Contributions by Enhanced Rock Weathering in 2030

For ERW, the data are a bit more scant, though the Boston Consulting Group offers insights from their 2023 report on carbon removal. With a forecast that 33 megatons will be removed by the entire CDR industry in 2030, 9% of which is ERW, BCG’s result is that ~3 Megatons of CDR will be achieved by enhanced weathering in that year.

That said, I offer that there could be some upside to this – weathering rates and CO2 uptake rates are still under research. And it is possible that deployments may outpace estimates as of now.

The estimated gap

The sum total of those four methods that we have credible 2030 estimates for is 204 megatons to be removed in that year, leaving a gap of 56 megatons to be fulfilled by other methods or by outpacing the projected trajectories of the methods mentioned above.

How to make up a gap? 

  1. Bring additional methods to scale.

Marine CDR in 2030 could contribute to reducing the gap mentioned above, however it is challenging to estimate since most startups are not (yet!) reaching volume at the time of this writing. However, I agree that a suite of marine solutions could be enough to fill the gap (and more on that below) however, projecting into the future is a challenge.

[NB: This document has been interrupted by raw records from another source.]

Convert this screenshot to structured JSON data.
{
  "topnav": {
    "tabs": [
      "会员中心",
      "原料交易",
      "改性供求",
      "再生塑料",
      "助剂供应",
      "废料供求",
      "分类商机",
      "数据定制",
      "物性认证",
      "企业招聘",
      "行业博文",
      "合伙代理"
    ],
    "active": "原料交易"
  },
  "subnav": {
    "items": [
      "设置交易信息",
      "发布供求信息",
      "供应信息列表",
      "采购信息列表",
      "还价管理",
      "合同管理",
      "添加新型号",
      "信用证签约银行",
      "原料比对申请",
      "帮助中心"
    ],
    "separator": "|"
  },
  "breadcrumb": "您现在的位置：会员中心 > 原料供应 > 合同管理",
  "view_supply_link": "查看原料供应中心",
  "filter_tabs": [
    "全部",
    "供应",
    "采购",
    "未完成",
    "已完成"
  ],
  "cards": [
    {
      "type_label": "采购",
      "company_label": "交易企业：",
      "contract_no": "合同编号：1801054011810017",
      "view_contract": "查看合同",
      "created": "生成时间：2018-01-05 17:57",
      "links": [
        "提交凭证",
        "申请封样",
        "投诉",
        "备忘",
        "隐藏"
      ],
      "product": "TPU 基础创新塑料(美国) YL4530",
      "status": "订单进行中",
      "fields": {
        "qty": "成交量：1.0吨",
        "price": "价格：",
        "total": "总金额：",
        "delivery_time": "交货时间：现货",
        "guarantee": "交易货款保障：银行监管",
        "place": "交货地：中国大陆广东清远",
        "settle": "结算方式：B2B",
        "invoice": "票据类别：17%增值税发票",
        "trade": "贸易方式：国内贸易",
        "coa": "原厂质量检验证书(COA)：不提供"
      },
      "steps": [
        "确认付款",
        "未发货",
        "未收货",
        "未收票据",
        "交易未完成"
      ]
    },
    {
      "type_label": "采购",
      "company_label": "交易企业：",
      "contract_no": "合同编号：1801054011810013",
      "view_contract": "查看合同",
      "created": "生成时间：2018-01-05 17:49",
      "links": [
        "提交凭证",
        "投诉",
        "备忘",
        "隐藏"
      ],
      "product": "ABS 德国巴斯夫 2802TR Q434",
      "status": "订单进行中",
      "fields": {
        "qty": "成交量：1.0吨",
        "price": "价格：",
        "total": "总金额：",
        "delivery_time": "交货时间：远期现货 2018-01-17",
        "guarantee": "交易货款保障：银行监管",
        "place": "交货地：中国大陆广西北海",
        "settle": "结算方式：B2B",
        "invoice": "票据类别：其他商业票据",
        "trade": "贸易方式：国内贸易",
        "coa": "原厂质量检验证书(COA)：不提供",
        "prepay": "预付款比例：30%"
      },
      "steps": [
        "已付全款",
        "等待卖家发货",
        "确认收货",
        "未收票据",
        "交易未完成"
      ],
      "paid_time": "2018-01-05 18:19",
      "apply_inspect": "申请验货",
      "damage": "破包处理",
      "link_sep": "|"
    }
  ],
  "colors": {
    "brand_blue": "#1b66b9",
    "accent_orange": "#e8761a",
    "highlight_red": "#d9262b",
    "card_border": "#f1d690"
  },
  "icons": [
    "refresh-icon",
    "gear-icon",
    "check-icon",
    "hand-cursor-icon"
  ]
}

Fundamental research now in mCDR would set the stage for significant deliveries to take place in the year 2030 – particularly for Ocean Alkalinity Enhancement, or macroalgae sinking. BCG suggests a 100Mt in 2050 figure across all ocean methods, rather than offer a 2030 estimate.

Biomass burial and storage is also just now starting to gain a foothold, with over 180,000 tons sold and over 3,000 tons delivered at the time of this writing per CDR.FYI. This solution is scaling rapidly. Assuming that 75% of the 180k tons sold to date are delivered in 2024, and this grows at the same rate as biochar 3.6x every two years (yes, a big IF), then burial solutions would contribute 3M in 2030. 

 

2. Keep pushing to outpace the estimate of the four methods that I included above (BECCS, DAC, Biochar, and ERW). Growing any field of carbon removal is not inevitable, but rather the result of people researching, deploying, and learning how to efficiently advance the practice of removing excess atmospheric greenhouse gas. The ability to advance faster than forecasts is not fanciful – but happening for key climate technologies already. 

It is my belief that carbon removal can model the systemic adaptations present in these industries – innovations in financing, policy advancements, improved social license to operate through awareness and endorsement – leading to deployment and expansion beyond linear estimates. 

In other words, we can close the carbon removal gap – and despite the many challenges that carbon removal faces, that can happen sooner than anyone thinks today.

 

-Jason Grillo is a Co-Founder of AirMiners. Opinions expressed here are the author’s own and do not represent the position of any employer.